A review by tonstantweader
The 12:30 from Croydon by Freeman Wills Crofts

4.0

The 12:30 from Croydon is the second mystery by Freeman Wills Crofts I have read. Interestingly, they both feature Inspector French and yet could not be more different. Mystery in the Channel is a traditional whodunnit in which French breaks alibis to figure out the culprit. In The 12:30 from Croydon we not only know whodunnit, we are following the murderer from before he even conceived the crime.

Crofts was a founding member of The Detection Club, the venerable gathering of the best mystery writers whose rules for detective fiction still sound good to me. I still judge a mystery on its fairness and feel shortchanged when key information is withheld from us. This is the sort of mystery Crofts excelled at, exactingly fair procedurals. For The 12:30 from Croydon, he was venturing into the psychological thriller genre, a new development in mystery fiction, revealing how Charles Swinburn came to the unwelcome conclusion that his uncle had to die and taking us through the meticulous planning and execution of that and yet another murder.

I was surprised to like this book even more than Mystery in the Channel. I generally prefer mysteries to focus on solving the murder and dislike the mysteries inside the mind of the murderer. Of course, most of the time when a writer puts us inside the mind of a murderer, the killer is a psychopathic serial killer. That is not our Charles. He is, in his view, just a guy trying achieve the greatest good for the most people, really, it’s a service he is doing. Well, not quite. He has pangs of conscience, but they are far less than his narcissism and his determination to “help others” as he persuades himself he is doing.

This is why I like this book so much. So often, when we are allowed into the mind of a killer, he is so very buahhh-haaa-haaa evil that I am turned off. Charles, though, is uncomfortably familiar. He is a person who would never have chosen murder in the ordinary course of events, but when in extremis, could justify anything on utilitarian motives. Isn’t that really what most murderers are like?
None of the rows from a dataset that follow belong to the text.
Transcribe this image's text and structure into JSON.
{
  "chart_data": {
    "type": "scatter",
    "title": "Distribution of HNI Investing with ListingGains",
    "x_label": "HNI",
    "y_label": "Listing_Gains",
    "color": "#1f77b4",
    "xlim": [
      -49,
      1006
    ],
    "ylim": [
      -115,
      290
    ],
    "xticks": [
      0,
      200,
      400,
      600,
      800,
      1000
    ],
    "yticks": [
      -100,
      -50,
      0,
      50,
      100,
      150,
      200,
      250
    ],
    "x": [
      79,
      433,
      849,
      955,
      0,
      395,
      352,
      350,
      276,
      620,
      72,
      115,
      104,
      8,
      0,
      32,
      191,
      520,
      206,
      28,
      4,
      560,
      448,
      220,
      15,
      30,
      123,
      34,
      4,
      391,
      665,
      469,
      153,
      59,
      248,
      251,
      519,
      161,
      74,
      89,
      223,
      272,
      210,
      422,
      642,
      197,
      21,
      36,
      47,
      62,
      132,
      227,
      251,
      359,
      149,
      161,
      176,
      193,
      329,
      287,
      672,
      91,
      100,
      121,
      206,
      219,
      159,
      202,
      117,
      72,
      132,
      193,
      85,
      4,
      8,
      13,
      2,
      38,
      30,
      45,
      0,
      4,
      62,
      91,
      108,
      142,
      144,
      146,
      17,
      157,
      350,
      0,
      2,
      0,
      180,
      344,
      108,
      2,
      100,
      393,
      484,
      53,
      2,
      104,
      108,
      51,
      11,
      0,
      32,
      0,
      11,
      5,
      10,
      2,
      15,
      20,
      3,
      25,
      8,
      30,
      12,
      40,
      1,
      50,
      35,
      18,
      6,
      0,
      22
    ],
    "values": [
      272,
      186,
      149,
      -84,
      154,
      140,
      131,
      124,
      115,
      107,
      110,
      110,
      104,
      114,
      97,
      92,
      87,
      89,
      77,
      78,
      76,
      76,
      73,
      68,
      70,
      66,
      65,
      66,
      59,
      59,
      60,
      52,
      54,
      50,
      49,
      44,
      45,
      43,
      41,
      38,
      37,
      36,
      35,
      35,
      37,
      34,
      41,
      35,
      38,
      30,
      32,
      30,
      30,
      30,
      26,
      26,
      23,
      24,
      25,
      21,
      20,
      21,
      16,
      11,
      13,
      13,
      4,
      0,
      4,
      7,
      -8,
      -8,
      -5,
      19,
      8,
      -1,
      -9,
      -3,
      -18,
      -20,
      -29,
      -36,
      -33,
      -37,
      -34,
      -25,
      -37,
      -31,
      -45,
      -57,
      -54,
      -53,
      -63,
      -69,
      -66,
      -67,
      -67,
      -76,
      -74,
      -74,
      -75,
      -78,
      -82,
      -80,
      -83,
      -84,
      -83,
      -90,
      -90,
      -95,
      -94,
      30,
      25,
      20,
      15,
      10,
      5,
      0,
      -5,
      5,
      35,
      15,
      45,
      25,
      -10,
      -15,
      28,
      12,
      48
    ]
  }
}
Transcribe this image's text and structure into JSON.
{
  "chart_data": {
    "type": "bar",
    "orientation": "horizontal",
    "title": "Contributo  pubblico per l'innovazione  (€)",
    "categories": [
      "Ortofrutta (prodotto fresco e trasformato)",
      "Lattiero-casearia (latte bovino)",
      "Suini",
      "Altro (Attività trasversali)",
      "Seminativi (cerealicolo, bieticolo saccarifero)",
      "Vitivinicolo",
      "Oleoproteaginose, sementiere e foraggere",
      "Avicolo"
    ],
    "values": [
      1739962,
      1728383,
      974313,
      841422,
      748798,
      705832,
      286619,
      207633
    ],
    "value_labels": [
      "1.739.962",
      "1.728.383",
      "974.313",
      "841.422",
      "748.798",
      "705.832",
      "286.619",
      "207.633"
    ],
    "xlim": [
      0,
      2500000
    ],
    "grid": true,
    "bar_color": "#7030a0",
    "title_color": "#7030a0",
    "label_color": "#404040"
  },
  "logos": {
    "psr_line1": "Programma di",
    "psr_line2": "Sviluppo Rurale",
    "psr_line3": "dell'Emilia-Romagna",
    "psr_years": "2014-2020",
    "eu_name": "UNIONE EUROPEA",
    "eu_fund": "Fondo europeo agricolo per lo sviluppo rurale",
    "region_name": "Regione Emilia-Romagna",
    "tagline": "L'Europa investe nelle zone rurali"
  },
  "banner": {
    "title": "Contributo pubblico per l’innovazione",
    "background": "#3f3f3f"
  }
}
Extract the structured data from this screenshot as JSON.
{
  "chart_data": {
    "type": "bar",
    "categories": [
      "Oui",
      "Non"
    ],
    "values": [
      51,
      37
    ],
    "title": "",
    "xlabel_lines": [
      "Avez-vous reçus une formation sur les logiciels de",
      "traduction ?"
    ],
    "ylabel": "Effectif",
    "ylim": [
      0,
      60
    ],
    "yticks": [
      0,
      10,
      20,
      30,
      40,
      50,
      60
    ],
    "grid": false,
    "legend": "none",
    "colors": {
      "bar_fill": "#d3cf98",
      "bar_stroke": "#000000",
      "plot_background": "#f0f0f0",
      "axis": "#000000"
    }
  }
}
Inspector French’s involvement is almost completely off the page. We are with Charles, not French, and we don’t know what French is up to until the final coda, a chapter gathering the lawyers and police to explain how they figured it out. I am not sure that French’s tip-off is one that most police would think of and with a less fictional inspector, it is likely that someone else would have been indicted, but the beauty of these old classics is that all’s well that ends well.

The 12:30 from Croydon will be released on February 7, 2017. I was provided an e-galley from the publisher through NetGalley.